Bonjourno my lovlies!
Well, it has been a while since updating the blog, and I have about ten minutes left on my internet connection so I am gonna hopefully whizz through it.
We left you in Lumbini which was a very drab border town. From here we got a very rickity jeep that took us through the border. Our passport checker was an old man on a table half way down this street, just after no mans land after Nepal - I kid you not. We didn't even get out of the jeep, Baroo took our passports, and this man didn't even bother checking us!
After the 'formalities' it was on the road for another two hours. There was a slight traffic jam at the border so we went the adventure route, which took us through different villages and VERY bumpy roads/dusty lanes, dodging chickens, dogs and cows. At one point we were bonnet to bonnet with another jeep because both of the drivers refused to move for the other one... that was interesting! The locals all came over and were staring into the jeep.

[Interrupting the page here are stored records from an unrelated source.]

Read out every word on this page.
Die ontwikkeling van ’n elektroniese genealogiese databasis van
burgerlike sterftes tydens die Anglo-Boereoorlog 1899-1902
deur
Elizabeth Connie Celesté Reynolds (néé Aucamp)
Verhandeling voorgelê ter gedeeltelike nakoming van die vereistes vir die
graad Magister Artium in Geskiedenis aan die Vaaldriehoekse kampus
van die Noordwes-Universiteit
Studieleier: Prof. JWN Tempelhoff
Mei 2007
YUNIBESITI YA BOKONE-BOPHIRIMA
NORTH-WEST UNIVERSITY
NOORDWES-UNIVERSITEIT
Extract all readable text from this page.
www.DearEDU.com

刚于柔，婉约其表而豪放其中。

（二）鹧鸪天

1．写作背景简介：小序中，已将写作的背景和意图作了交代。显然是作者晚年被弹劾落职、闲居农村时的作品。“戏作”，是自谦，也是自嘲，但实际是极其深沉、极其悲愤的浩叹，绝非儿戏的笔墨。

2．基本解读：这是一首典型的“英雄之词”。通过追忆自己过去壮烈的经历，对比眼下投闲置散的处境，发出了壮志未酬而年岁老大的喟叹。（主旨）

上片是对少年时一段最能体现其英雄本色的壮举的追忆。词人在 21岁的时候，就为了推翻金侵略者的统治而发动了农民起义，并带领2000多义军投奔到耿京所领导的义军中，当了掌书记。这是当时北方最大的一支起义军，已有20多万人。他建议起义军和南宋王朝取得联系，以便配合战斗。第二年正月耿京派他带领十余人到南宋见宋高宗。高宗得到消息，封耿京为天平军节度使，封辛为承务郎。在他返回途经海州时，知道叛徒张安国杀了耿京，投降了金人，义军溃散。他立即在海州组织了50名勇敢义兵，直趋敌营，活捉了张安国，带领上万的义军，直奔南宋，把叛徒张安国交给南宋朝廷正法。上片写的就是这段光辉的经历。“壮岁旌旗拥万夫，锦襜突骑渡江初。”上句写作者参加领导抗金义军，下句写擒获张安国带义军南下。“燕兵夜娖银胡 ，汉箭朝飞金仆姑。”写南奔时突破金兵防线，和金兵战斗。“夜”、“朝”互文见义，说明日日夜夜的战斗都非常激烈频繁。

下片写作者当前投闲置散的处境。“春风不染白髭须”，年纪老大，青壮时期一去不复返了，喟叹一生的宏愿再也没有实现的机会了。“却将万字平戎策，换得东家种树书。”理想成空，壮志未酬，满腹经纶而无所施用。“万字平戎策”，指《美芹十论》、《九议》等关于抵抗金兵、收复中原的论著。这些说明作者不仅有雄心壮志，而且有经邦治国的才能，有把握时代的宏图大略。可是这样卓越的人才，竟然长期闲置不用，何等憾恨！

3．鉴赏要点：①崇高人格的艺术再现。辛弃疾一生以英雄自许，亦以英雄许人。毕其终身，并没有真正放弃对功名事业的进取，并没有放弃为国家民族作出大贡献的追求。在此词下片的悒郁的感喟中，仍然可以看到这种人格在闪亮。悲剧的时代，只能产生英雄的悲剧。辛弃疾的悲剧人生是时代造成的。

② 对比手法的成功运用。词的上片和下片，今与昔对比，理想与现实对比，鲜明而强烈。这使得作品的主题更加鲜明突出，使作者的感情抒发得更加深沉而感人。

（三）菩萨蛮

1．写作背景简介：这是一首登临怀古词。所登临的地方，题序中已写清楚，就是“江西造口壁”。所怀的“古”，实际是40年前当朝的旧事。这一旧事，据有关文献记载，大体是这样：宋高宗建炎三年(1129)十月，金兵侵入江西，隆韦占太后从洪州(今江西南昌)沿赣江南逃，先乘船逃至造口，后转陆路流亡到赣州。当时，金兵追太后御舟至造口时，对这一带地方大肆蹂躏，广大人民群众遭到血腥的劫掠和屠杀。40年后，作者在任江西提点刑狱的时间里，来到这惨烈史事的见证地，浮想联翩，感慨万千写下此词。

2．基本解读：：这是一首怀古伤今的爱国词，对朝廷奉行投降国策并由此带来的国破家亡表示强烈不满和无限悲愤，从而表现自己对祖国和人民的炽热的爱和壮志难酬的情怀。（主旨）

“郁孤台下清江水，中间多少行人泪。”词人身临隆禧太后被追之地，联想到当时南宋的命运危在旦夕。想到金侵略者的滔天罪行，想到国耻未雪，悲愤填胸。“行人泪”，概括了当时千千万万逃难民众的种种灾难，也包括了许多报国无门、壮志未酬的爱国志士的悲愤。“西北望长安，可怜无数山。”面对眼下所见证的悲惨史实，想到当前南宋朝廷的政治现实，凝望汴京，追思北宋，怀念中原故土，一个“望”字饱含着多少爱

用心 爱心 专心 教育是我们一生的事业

We finally got to the train station, after hundreds of stares from the residents of the small town. The odd stare I don't mind, but it is getting slightly beyond a joke - yesterday on the train a guy was 'slyly' taking photos of me and Marjolein whilst waiting to get off, I was getting so mad, but it's something I have to get used to here. People are obsessed with our white skin (which is very slowly getting tanned) and therefore they stare when they see us. An old woman tried touching my hand today whilst walking into a shop- I've never felt so famous before! Ha!
Anyway, back to the story. From the train station we jumped on a train to Varanasi, which claims to be the oldest city in the world. It was certainly old, with a lot of Ghats, from what I rememebr I think there were over 80. We booked into our hotel, where Chris and I had a very large room, it was practically a suite! Then we took a stroll around the markets and the Ganges, trying to ignore the stares and hawkers. We grabbed some lunch and watched the cricket game on the side of the ganges (Chris really enjoyed this bit, I just took a lot of photos of everyone around me).
In the evening we had a lovely boat ride along the ganges with musicians and a tour guide. The Ganges has over 1.5 million bacteria in it, and the safe amount is 500 to bathe in... you can only imagine whow disgusting the colour is, and the smells that come from it! At one point we saw people bathing in it, next to a bloated dead water buffalo! The river is sacred, therefore they will wash in it no matter what.
We also watched a cremation happen here, which happens 24/7, because hindus (and infact a lot of other religions) come to burn their dead here as it is so sacred. It was certainly interesting to watch.
On the river we also watched a hindu ceremony which was very interesting, loud and colourful. We took a sunrise trip around the ganges the next morning which was beautiful, and we also saw laughing yoga! Whilst in Varanasi we also had an indian Mcdonalds, which was actually quite tasty!
From here we got on a sleeper train and arrived in Orchha the next morning.
Orchha was much quieter than the other town we have visited. It has 6 palaces, and we visited one that took 22 years to build and was used for one night! The detail was beautiful, I can't believe that it was used for just one day! We also visited a hindu temple and saw a cermony there which was really good to watch. We also took a cooking class and I've had henna done on my arm which I love!
Which finally takes us to Agra where we currently are. We got up very early to see the beautiful Taj Mahal, Pictures do not do this building justice, it is fantastic! I took far too many photos here! I love the love story behind the building as well- it adds to its magic! Afterwards we visited the fort and a carpet makers- which surprisingly was really good!
Jumping on a train to Jaipur tonight and having two days there, which is exciting to stay in a place for more than a day! I can't believe its nearly been two weeks!
Love to you all, and keep me updated with the goss!